Apuleius: The Captive Woman

As the story begins the hero of Apuleius's novel, a man named Lucius, has been turned into a donkey. He is now in the possession of a band of robbers who are using him as a pack animal; they also have a horse in their possession (he is a normal horse, unlike our magical donkey-hero who does indeed regain his human form at the end of the novel). There is also an old woman who is part of the band; this old woman is going to be our storyteller for the "Cupid and Psyche" fairy tale. As you will see in this passage, the robbers kidnap a young woman and bring her back to the hide-out, and the old woman will eventually tell the story of "Cupid and Psyche" to entertain and comfort this captive young woman. So, pay close attention to both the young woman and the old woman as you get started so that you will see how Apuleius sets up the fairy-tale storytelling scene.

[Notes by LKG]

This story is part of the Cupid and Psyche unit. Story source: Apuleius's Golden Ass, as translated into English by Tony Kline (2013).




The Captive Woman

The robbers poured a libation of pure wine from golden cups in memory of their dead comrades, sang some songs in honour of their god Mars, and went to sleep. As for us, the old woman brought boundless, generous quantities of fresh barley, so the horse at least thought himself at a Salian priests’ banquet, though I who’d never eaten the stuff before, except ground fine and cooked as porridge, had to search around for the corner where they’d piled the left-over bread. My jaws ached with hunger, near draped in cobwebs from long neglect, and I gave them a thorough workout.

Behold, in the night, the robbers woke and decamped: variously equipped, some armed with swords, some dressed as ghouls they suddenly vanished. I kept bravely, vehemently chewing away; even impending drowsiness had no effect on me. When I was Lucius, I’d leave the table filled by one or two slices of bread, but now I’d a vast belly to serve and was already gulping down my third basketful as dawn’s clear light caught me at my labours.

Roused at last by an asinine sense of shame, but with extreme reluctance, I trotted off to slake my thirst in the nearby stream. At this moment the robbers returned, anxious and preoccupied, with not a single piece of goods, not even a worthless rag.
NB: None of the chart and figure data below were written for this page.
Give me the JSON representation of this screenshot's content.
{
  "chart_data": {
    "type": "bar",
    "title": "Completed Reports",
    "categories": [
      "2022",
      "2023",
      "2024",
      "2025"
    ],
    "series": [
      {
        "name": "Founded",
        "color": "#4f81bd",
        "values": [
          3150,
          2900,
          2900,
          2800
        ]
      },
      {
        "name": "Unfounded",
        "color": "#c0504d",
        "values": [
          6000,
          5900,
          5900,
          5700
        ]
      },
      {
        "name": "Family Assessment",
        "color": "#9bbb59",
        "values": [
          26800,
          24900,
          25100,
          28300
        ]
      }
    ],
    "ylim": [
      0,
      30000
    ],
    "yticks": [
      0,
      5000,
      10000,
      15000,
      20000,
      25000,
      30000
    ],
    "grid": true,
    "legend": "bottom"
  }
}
Despite their swords, and show of force, and the presence of the whole troop, they’d only managed to snatch a girl, though to judge from her refined manner, a child of one of the region’s notable families. Even to an ass like me, she seemed a girl to covet. Sighing, plucking at her hair and clothes, she entered the cave and once inside they tried to soothe her fears with talk.

‘Don’t fear for your life or honour,’ they said; ‘just bear with our need for money: necessity and poverty led us to this profession. Your parents, however mean they are, won’t hesitate to pay a ransom from their great store of riches, for their own flesh and blood.’
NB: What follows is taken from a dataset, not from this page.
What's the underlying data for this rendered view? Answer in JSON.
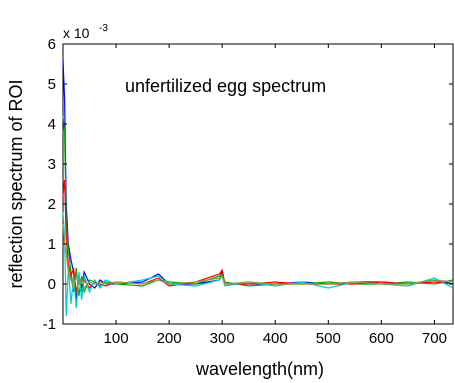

How could the girl’s fears be soothed by this sort of blather? She wept uncontrollably, her head between her knees. So they called the old woman aside and told her to sit beside the girl, and console her as best she could with gentle words while they got on with their trade. The girl though could not be kept from tears by anything the old woman could say, but cried all the louder, her breasts heaving with sobs, till it even drew tears from me.

‘Alas,’ she cried, ‘torn from so dear a home, from family and servants and my revered parents, the unhappy spoil of theft become enslaved and shut like a slave in a stony cell, deprived of all the comforts I was born and raised to, tormented by uncertainty as to whether I’ll survive or be butchered by these thieves, this dreadful gang of sword-fighters, how can I help crying, or even endure alive?’

So she lamented, and then exhausted by the pain in her heart, the strain on her throat, and the tiredness of her weary body, she allowed her drooping eyelids to fall in sleep. But her eyes had only been shut an instant when at once like a woman possessed she started up and began to torment herself more violently than before, pounding her breast and tearing her pretty face. When the old woman asked her why she was plunged in fresh grief, she only heaved a deeper sigh and cried: ‘Oh now it’s certain, now I’m totally lost and done for, and not a hope of rescue, I must find a rope or a sword or a nearby precipice.’

At this the old woman grew angry, and asked her, with a scowl, what on earth she was crying for, and what had roused her from deep sleep and provoked that loud wailing again. ‘You think to cheat my young men of their profit from this rich venture, do you? Persist and I’ll make sure those tears are wasted – robbers pay them little attention anyway – and see you roasted alive!’